IRAN  : Akbar Ganji Medical Concern/Prisoner of Conscience/Incommunicado detention

MDE 13/029/2006

Further Information on UA 164/05 (MDE 13/025/2005, 14 June 2005) and follow-ups (MDE 13/034/2005, 14 July 2005 ; MDE 13/037/2005, 19 July 2005 ; MDE 13/044/2005, 23 August 2005) -

Medical Concern/Prisoner of Conscience/Incommunicado detention

IRAN  : Akbar Ganji (m) aged 46, journalist
23 March 2006

Prisoner of conscience Akbar Ganji was released from Evin Prison on 17 March 2006.

The following day, his wife, Massoumeh Shafii, is reported as saying : "To my surprise, prison officials brought him home at 10pm last night. I did not expect it as the papers said he would not be released before 30 March. I am extremely happy...I have asked him not to talk because I am very worried and do not want the same thing to happen again." She said that he was physically very weak, with his weight having sunk to 49kg.

Akbar Ganji was arrested in April 2000, together with 17 other Iranian journalists and intellectuals who had taken part in a cultural conference in Berlin.

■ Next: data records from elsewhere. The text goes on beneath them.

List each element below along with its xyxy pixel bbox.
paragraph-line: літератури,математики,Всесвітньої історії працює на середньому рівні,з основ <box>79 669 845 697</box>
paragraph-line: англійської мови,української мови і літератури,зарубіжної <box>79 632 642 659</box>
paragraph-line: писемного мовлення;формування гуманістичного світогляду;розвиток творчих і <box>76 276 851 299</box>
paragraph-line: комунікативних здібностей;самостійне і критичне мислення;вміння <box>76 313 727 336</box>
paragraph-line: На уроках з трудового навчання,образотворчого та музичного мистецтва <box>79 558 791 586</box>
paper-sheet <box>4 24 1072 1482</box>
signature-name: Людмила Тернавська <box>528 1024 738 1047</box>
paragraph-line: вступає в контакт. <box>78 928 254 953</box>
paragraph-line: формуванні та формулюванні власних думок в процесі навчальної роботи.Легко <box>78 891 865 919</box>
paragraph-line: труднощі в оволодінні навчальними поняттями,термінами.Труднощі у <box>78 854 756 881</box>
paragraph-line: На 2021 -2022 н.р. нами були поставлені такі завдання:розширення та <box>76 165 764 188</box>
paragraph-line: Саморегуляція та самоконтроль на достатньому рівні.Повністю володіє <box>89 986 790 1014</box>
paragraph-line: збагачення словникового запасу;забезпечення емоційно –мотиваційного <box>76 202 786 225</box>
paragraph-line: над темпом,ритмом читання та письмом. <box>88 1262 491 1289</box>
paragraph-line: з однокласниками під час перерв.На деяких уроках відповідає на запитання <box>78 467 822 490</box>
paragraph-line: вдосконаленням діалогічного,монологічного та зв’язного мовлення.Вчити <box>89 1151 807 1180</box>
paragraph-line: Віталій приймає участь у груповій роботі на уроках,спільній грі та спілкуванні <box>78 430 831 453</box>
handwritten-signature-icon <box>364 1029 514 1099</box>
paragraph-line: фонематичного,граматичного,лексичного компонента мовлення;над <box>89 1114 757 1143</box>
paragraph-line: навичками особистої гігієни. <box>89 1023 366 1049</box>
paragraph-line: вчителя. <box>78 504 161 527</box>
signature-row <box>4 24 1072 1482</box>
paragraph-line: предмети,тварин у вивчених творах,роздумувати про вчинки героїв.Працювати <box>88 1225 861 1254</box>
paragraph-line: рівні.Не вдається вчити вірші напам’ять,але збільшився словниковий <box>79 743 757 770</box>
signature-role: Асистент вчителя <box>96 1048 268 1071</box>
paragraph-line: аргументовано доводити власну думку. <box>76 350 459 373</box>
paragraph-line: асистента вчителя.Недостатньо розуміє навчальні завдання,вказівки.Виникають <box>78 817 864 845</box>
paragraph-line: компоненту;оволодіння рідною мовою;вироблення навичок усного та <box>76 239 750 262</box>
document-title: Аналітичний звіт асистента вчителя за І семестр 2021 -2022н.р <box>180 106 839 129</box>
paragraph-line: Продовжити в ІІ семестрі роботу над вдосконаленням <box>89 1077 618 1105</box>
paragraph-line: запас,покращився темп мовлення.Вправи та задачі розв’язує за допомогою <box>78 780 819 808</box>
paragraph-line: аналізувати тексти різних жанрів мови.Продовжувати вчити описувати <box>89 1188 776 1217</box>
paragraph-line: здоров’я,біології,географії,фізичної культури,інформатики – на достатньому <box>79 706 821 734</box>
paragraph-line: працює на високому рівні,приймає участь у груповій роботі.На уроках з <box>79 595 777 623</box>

He was sentenced to 10 years’ imprisonment, which was reduced on appeal to six months, for "taking part in an attempt against national security" and "propaganda against the Islamic system" (For details see EXTRA 43/00, MDE 13/07/00, 25 April 2000, and follow-ups). In July 2001 he was tried on charges of "collecting confidential state documents to jeopardize state security" and "spreading propaganda", and was sentenced to six years’ imprisonment. In 2000 he wrote a series of articles, which were later published as a book, in which he implicated several high-ranking officials in the 1998 murders of several prominent writers and political activists, in what became known as the "serial murders" case. Among those implicated by the articles was former President, Ali-Akbar Hashemi Rafsanjani.

Akbar Ganji undertook a two-month hunger strike in 2005 in protest at being denied access to medical care for chronic asthma, despite specialist recommendation that he be treated outside prison. After 37 days, he was taken to Tehran’s Milad Hospital where he continued his hunger strike, eventually ending it after almost 70 days, during which he reportedly lost over 30kg.

A statement by the judiciary said Akbar Ganji had been freed on leave for Nowruz, the Persian New Year holiday which extends until 3 April. The statement said that his prison sentence officially ends on 30 March 2006.

No further action is required. Many thanks to all those who sent appeals.